The benefits of such a system would be considerable improvements in the areas of economy, reduced emmission levels and increased power. The benefits to torque characteristics of such an engine would allow smaller engines for given vehicle weight; the weight saving so achieved improving overall vehicle efficiency still further.
In view of these facts, many attempts have been made to provide a mechanism capable of giving at least some of the above benefits.
The difficulties in producing such inventions lie, not in designing reliable mechanisms to bodily re-index a camshaft relative to crankshaft revolution, since one or two such systems are in production--Mercedes and Toyota, for example--but are capable of achieving only a minor effect since a simple reindexing of the camshaft cannot provide a variation in the duration of an induction or exhaust process.
Accordingly, attempts have been made, for instance, to apply the aforesaid principle of re-indexing to a pair of camlobes operating a single valve, with mechanisms that attempt to combine the motion of the opening flank of a first camlobe with the motion of the closing flank of a second camlobe, and by variably indexing the two camlobes relative to each other, producing a variation in the duration of the valve.
Results stemming from this approach illustrate the extreme difficulty in combining the disparate motions generated by two camlobes differentially phased into a single motion of use in this context. FIG. 11 of the drawings depicts a sample of this dynamically unacceptable valve motion.
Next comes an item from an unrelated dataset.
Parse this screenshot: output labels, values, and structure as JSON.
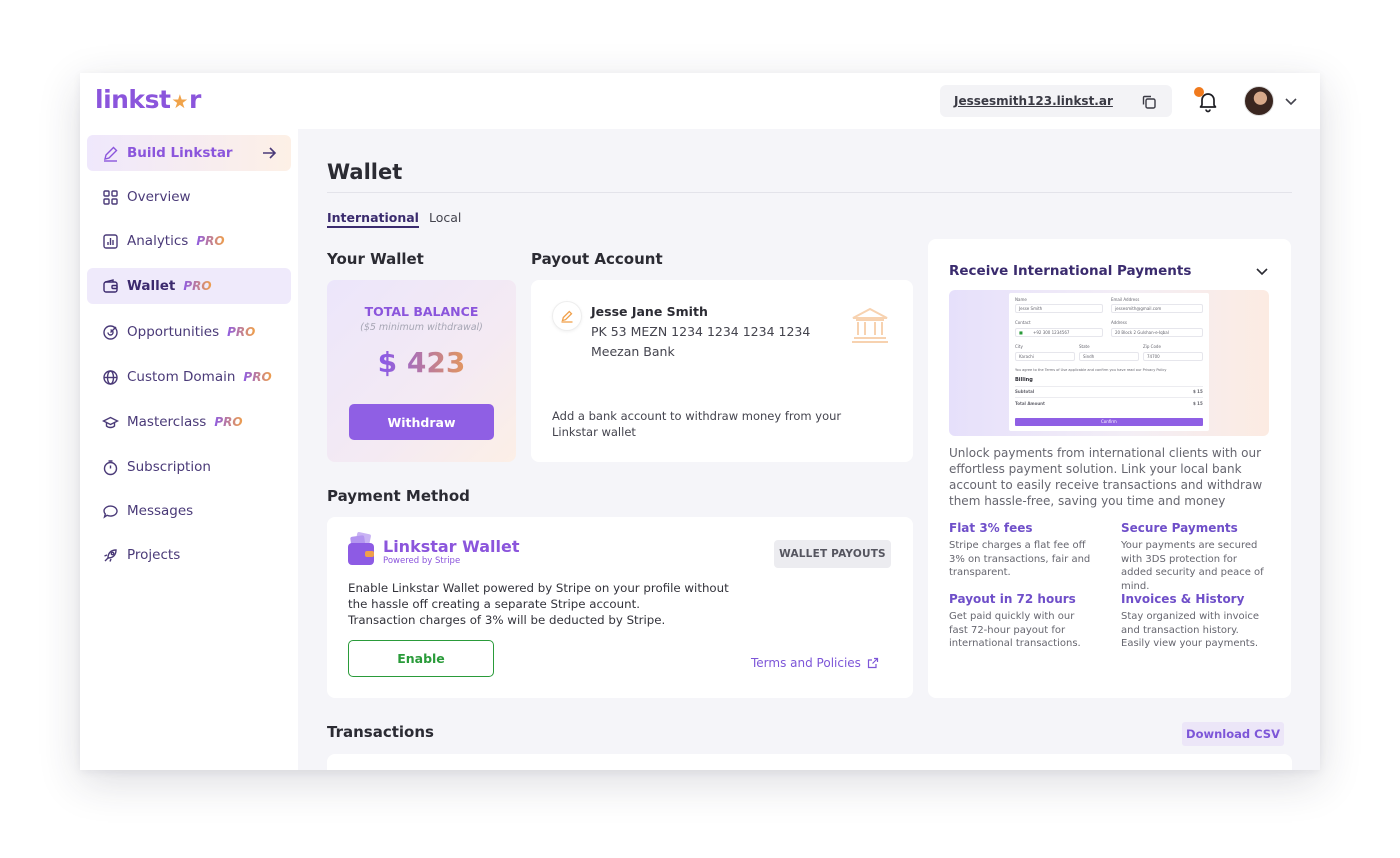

Accordingly, a system is proposed by the inventor that provides continuously variable duration of the exhaust and induction processes, without altering the duration of the valves associated with such processes, and without departing from the dynamics of camlobe/valve relationships that are proven in all engines having conventional non-variable valve train systems. The aforesaid system requiring, in part, the use of two camshafts, and a mechanism to variably re-index these camshafts relative to each other, and relative to crankshaft revolution, prior art camshaft variable indexing mechanisms are referenced, for example, such as GARCEA November 4, 1980, U.S. Pat. No. 4,231,330, and AKASAKA et al Mar. 14, 1989, U.S. Patent No. 4,811,698, it being noted that both devices offer only the capability of angularly re-indexing a single camshaft.